Mitsui OSK Lines, MOL Coastal Shipping, Tabuchi Kai, Niihama Kaiu, Murakami Hide Shipbuilding, and The Hanshin Diesel Work collaborate to build the new tanker, which is claimed to be the first of its kind in Japan.
With ship delivery expected in 2024, the vessel development project will secure public funding via the Japanese Ministry of Economy, Trade, and Industry (METI) and the Ministry of Land, Infrastructure, Transport, and Tourism (MLIT).
Compared to vessels using conventional fuel, methanol will be able to cut down emissions of sulphur oxide (SO₂) by approximately 99%, particulate matter (PM) by up to 95%, and carbon dioxide (CO₂) by up to 15%.
Ocean-going vessels, including four MOL Group-run ships, are widely using methanol while the new vessel will be the first domestic ship to be powered by methanol.

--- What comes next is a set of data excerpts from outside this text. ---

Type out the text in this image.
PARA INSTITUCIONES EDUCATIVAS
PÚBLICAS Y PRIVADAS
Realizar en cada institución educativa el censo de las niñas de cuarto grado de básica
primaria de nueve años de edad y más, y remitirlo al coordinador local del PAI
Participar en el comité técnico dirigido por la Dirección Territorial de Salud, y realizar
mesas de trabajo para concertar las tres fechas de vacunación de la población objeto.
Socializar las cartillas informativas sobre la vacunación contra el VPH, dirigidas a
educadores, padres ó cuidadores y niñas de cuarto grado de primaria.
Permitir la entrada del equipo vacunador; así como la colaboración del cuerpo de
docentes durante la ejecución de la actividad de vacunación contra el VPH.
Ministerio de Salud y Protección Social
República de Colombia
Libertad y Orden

Mitsui is the owner of a methanol-dual fuelled methanol carrier, and will share operational expertise for the project.
Manning and ship management services for the vessel will be provided by Tabuchi Kai.
Murakami Hide, which has expertise in the construction of chemical tankers, will deliver services, as per the specifications of the ship.
Hanshin is said to be the world’s first firm to develop a methanol-driven, low-speed, four-stroke diesel engine for marine applications.
In January 2021, Mitsui OSK entered into a time charter agreement with Mitsui & Co for a 174,000m³ vessel.